Introducing Harness-1: A 20B search subagent trained using reinforcement learning within a stateful search harness in gpt-oss-20b

Machine Learning


Most search agents are trained as a policy against transcript growth. The model determines the search method. You also have to remember what you saw, what evidence was important, and what claims you checked. A team of researchers from the University of Illinois at Urbana-Champaign, the University of California at Berkeley, and the Chroma School argues that this is asking too much. Reinforcement learning will ultimately optimize both search decisions and day-to-day bookkeeping at the same time.

their answer is Harness-1a 20B acquisition subagent built on gpt-oss-20b. It was trained using reinforcement learning within a stateful search harness. Harness holds bookkeeping. Policies preserve semantic decisions. Weights and harness codes are publicly available.

https://arxiv.org/pdf/2606.02373

What actually is Harness-1?

Harness-1 produces a set of ranked documents for downstream response models. It doesn’t answer the question itself. This is done within a state machine harness centered around a per-episode WORKINGMEMORY.

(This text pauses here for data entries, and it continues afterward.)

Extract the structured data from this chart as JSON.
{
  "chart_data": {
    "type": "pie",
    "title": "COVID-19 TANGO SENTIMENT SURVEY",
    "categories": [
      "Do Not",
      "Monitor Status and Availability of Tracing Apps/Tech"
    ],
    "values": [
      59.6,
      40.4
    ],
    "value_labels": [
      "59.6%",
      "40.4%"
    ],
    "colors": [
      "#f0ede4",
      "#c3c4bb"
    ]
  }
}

Each turn acts as a loop. Harness renders a compact search state along with recent actions. The model emits one structured action. The harness runs it, updates the state, and renders the next observation.

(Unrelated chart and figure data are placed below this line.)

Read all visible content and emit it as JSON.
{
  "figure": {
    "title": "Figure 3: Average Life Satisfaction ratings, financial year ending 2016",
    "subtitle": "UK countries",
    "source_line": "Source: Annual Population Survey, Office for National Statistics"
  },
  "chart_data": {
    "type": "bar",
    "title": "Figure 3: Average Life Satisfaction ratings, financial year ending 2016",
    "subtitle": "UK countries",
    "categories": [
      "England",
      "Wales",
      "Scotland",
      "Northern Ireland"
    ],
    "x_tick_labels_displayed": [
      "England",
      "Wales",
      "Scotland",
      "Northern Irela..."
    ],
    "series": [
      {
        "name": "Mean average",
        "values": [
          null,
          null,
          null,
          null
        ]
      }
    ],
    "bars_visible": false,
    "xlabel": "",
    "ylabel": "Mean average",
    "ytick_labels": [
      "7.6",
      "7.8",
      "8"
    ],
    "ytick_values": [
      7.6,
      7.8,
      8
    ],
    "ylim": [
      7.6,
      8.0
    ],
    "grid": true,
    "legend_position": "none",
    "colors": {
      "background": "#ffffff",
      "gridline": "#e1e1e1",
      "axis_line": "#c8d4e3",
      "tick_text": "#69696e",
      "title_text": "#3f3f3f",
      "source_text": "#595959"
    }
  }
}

Stateful Harness: What’s Out of Policy?

The research team calls the principle stateful cognitive offloading. Policies determine what to search, curate, and verify, and when to stop. The harness remains recoverable based on these decisions.

That condition includes several pieces. The candidate pool holds compressed and deduplicated documents. A curated set of importance tags is the final output, and the number of documents is limited to 30. The tag takes four values: very_high, high, fair, or low. The full-text store keeps all retrieved chunks outside of the prompt.

Evidence graphs add structure. The regular expression extractor scans each chunk for proper nouns, years, and dates. The harness then renders frequently used entities, bridge documents, and singletons. A bridge document contains two or more frequently used entities. Singletons appear within one document and suggest follow-up leads.

This policy works through eight tools. These are fan_out_search, search_corpus, grep_corpus, read_document, review_docs, curate, verify, and end_search. The search output is compressed with sentence-BM25 to keep the top four sentences. Two-level deduplication removes repeats by chunk ID and content fingerprint.

One design choice is to accommodate cold starts. The first successful search automatically seeds a curated set of 8 re-ranked results with significant weight. The policy then promotes strong documentation and removes weak documentation. This changes the task from building from scratch to refining.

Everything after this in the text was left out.